Yargıtay’a uyan Karacabey 1. Asliye Ceza Mahkemesi’nin Orhan Güzel’i aklayan kararı aynen şöyle:
“Her ne kadar Orhan Güzel Hakkında, müşteki Ergün Koç’a karşı kamu görevlisine hakaret suçundan cezalandırılması istemi ile kamu davası açılmış ise de; hakaret fiillerinin cezalandırılmasıyla korunan hukuki değer, kişilerin onur, şeref ve saygınlığı olup, bu suçun oluşabilmesi için davranışın kişiyi küçük düşürmeye yönelik olması gerekmektedir. Bir hakaretin tahkir edici olup olmadığı bazı durumlarda nispi olup zamana, yere ve duruma göre değişebilmektedir. Kişilere yönelik her türlü ağır eleştiri veya rahatsız edici sözlerin hakaret suçu bağlamında değerlendirilmemesi, sözlerin açıkça onur, şeref ve saygınlığı rencide edebilecek nitelikte somut bir fiil veya olgu isnadını veya sövme fiilini oluşturması gerekmektedir. Olay günü sanığın basın açıklamasında, “… diğer parti büyüklerine yağ çekerken kendinden geçiyordun.. ağzından sahte ballar damlıyordu.. senin riyakar, ikiyüzlü olduğunu bilmeyen kalmadı.. Belediyenin 400 trilyonunu har vurup harman savurarak içine ettin..” şeklindeki ifadelerle yapılan eleştiri tarzındaki sözler, muhatabın onur, şeref ve saygınlığını rencide edici boyutta değildir.
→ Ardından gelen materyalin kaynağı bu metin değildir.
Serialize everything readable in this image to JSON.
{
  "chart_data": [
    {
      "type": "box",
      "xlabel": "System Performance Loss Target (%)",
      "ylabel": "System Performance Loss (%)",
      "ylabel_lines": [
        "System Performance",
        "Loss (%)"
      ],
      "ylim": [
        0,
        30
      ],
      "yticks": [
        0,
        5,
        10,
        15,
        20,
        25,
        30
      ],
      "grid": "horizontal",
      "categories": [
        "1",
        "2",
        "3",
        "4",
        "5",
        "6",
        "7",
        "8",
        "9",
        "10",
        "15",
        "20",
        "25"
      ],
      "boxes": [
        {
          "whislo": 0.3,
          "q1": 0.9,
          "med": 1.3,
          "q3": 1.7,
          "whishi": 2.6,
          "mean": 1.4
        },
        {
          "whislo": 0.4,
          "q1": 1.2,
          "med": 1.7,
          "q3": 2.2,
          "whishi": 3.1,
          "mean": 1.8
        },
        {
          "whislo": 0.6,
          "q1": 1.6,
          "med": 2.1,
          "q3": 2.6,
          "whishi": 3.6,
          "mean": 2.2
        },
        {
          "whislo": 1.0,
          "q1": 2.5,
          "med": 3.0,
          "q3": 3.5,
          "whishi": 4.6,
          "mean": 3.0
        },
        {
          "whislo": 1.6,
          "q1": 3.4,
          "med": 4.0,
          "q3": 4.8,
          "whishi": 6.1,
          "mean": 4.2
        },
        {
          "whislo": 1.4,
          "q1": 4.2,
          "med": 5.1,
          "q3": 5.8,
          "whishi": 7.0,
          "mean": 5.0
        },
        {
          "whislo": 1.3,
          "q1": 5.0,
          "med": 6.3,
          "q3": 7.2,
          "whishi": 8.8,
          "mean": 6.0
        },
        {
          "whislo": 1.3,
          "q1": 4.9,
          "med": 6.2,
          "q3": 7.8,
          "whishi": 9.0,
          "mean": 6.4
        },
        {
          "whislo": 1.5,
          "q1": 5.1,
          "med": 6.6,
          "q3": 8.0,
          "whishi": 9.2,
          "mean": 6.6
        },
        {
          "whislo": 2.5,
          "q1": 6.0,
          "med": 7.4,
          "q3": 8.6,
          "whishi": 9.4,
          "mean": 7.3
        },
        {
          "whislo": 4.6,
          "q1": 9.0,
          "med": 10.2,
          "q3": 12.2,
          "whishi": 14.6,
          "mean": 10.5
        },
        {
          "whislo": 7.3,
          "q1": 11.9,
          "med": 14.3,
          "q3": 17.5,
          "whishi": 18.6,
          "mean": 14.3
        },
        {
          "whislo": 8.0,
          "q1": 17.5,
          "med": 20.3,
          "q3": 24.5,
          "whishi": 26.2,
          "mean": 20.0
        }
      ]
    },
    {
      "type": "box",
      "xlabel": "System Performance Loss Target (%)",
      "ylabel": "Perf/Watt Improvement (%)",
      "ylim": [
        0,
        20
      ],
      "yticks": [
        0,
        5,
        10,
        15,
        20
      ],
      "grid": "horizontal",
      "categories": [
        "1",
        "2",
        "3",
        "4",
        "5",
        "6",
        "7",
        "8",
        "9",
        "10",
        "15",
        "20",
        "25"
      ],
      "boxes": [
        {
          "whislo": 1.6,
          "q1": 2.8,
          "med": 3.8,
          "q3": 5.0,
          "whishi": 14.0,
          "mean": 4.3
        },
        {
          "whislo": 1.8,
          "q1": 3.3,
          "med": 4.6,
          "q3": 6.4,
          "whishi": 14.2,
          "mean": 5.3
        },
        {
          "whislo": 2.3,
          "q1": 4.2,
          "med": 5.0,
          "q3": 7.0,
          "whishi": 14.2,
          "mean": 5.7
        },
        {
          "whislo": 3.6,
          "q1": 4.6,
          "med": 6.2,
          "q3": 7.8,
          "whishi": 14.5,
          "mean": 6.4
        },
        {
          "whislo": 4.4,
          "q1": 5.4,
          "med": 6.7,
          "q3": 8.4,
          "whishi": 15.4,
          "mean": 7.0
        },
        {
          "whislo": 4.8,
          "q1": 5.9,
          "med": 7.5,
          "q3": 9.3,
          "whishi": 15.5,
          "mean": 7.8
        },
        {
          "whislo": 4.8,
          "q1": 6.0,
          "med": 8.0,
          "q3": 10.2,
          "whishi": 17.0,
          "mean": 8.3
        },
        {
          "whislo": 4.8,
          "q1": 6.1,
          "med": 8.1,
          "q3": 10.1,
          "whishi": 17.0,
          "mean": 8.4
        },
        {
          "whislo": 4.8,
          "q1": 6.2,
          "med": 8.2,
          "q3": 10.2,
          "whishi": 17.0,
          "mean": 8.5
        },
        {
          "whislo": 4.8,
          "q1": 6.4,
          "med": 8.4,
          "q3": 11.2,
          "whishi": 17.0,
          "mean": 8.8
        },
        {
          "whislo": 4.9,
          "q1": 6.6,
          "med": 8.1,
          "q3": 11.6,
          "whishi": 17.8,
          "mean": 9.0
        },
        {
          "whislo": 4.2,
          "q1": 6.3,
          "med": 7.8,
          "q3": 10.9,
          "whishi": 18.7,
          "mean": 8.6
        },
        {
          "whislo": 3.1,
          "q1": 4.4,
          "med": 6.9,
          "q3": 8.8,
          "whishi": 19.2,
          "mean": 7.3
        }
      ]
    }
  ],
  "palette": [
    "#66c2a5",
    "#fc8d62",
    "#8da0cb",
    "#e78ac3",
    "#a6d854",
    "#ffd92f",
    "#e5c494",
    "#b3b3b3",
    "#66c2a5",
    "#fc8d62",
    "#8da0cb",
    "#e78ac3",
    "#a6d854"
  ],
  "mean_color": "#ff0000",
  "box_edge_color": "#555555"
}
Bu nedenlerle hakaret suçu unsurlarının oluşmadığı anlaşıldığı için sanığın beraatına karar verilmiştir.”
Yargıtay’ın bozması sonucu beraat eden Orhan Güzel ise konuyu değerlendirirken, “Doğrusunu söylemek gerekirse, cezalandırmayı düşünen hakim ve savcının karar aşamasındaki söylemleri ile beden dilleri, verdikleri karara kendilerinin de inanmadığını gösteriyordu. Anlayacağınız hukuk dışı çok garip bir karar çıkmıştı. Hiç eleştiri yapılmasın, adeta yapanın yaptıkları yanına kar kalsın isteniyordu.
En ilginci de kararı, olağanüstü abartarak haber yapan Yörem Gazetesi’nin sergilediği tutum oldu. Ergün Koç’un kankası Şaban Önen neredeyse zil takıp oynayacaktı. Manşetlerden günlerce gündeme taşınan tiksinti verici haberlerin bir gün Yargıtay’dan döneceği hesaplanamamıştı.
Yanlış hesap Bağdat’tan döndü. Yalancının mumu bir kez daha yatsıya kadar yandı.
Ergün Koç’u şu sıralarda CHP’ye pazarlamaya çalışan Şaban Önen, n’olcak şimdi?”

Bir cevap yazın

E-posta hesabınız yayımlanmayacak.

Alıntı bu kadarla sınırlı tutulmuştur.